Und das zu verbrennen, sei in Bezug auf Schwefeldioxid 100 Mal dreckiger als Marinedieselöl und unglaubliche 3500 Mal dreckiger als der Dieselkraftstoff für Autos, fügt er hinzu. Neben jeder Menge Kohlendioxid blasen diese Schiffe riesige Mengen davon in die Luft, und Schwefeldioxid erzeugt sauren Regen.
Sie stoßen auch Stickoxide aus, die den Boden übersäuern und Seen und Küstengebiete überdüngen und damit das Gleichgewicht in diesen Ökosystemen zerstören. Und nicht zuletzt pumpen diese Schiffe auch noch große Mengen Feinstaub und Ruß in die Atmosphäre.
Eine relativ einfache Möglichkeit, Emissionen drastisch zu senken, wäre damit aufzuhören, Schweröl zu verfeuern und stattdessen Diesel zu verwenden. Dann könnte man auch Dieselpartikelfilter (DPFs) einbauen, was die Ruß- und Feinstaubemissionen um bis zu 99,9% senken würde. Ein spezieller SCR-Katalysator wiederum könnte 70 bis 80 Prozent der Stickoxidemissionen eliminieren. Beide Systeme werden bereits bei mehreren Fähren und Kreuzfahrtschiffen eingesetzt.
Und das Schweröl ließe sich immer noch anderweitig verwenden. Es ließe sich weiter herunterbrechen, sagt Diesener. "Die Feststoffe, die man am Ende übrig hat, könnte man im Straßenbau einsetzen oder als Brennstoff in Kraftwerken verwenden."
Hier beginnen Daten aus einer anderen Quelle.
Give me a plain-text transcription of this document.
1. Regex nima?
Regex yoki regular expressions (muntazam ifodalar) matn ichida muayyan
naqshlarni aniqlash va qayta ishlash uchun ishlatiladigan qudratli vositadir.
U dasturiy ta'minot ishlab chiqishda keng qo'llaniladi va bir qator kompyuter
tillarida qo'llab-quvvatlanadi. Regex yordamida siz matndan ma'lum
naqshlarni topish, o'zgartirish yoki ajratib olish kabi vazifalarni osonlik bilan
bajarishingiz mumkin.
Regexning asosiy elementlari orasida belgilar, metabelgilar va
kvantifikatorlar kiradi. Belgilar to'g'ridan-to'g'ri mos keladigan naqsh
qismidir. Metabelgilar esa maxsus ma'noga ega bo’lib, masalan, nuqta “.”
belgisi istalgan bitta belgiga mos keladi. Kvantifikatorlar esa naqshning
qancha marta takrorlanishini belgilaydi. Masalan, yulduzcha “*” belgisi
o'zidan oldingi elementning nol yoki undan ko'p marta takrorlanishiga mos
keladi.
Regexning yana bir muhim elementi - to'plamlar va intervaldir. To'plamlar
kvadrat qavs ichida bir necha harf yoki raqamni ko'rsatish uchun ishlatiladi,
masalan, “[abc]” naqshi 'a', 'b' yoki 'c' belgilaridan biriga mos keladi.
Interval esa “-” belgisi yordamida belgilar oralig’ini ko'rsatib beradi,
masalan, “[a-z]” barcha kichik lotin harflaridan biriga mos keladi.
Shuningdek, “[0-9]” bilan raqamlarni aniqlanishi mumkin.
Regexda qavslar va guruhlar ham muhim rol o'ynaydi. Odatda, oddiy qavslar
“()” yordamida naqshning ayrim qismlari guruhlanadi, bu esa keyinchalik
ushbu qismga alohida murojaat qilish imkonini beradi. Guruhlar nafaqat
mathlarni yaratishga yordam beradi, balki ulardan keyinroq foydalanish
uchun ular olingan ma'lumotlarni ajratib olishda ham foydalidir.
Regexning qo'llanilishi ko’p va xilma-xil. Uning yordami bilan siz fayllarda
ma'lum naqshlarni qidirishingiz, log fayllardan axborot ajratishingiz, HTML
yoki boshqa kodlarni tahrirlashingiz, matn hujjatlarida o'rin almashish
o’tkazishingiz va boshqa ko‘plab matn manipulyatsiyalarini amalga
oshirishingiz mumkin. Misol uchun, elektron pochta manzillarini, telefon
Viel Spaß auf der Kreuzfahrt
Aber warum scheren wir uns um Schiffsemissionen? Große Schiffe verbringen schließlich einen Großteil ihrer Zeit weit draußen auf See und die meisten von uns nicht. Zunächst einmal ist da der Klimawandel. Einer Studie im "Journal of Geophysical Research" zufolge ist Ruß die zweitwichtigste Klimaemission nach CO2. Unter anderem absorbiert er die Energie der Sonne und heizt dadurch die Atmosphäre auf. Wenn er auf Schnee fällt, wie beispielsweise in der Arktis, sinkt dadurch das sogenannte Rückstrahlvermögen des Schnees, weil er weniger weiß ist. Dadurch wird weniger Sonnenenergie reflektiert, was wiederum zur Klimaerwärmung beiträgt.
Hinzu kommt, dass diese großen Schiffe oft näher sind, als man vielleicht denkt. In Hafenstädten liegen Kreuzfahrtschiffe oft in Innenstadtnähe und lassen ihre Motoren dabei die ganze Zeit weiter laufen. Das ist auch fast unvermeidbar, denn es sind ja quasi große schwimmende Hotels, bei denen auch im Hafen der Pool geheizt und die Klimaanlage betrieben werden muss. Ein modernes Kreuzfahrtschiff braucht etwa so viel Strom wie eine Stadt mit 20.000 Einwohnern. Da lässt sich nicht einfach der Motor abstellen und ein Verlängerungskabel einstöpseln, so wie wir es auf der Ryvar tun, wenn wir im Hafen liegen.
Hybridmotoren und Segel
Ganz so einfach ist es nicht, unmöglich aber auch nicht. 2012 einigte man sich nach langen Verhandlungen endlich auf einen internationalen Standard für die Landstromversorgung von Schiffen (OPS). Es geht nur langsam voran, aber immerhin bietet eine wachsende Zahl von Häfen nun OPS an und mehrere Fährlinien und Kreuzfahrtschiffbetreiber sind dabei, ihre Schiffe entsprechend umzurüsten oder verwenden bereits OPS.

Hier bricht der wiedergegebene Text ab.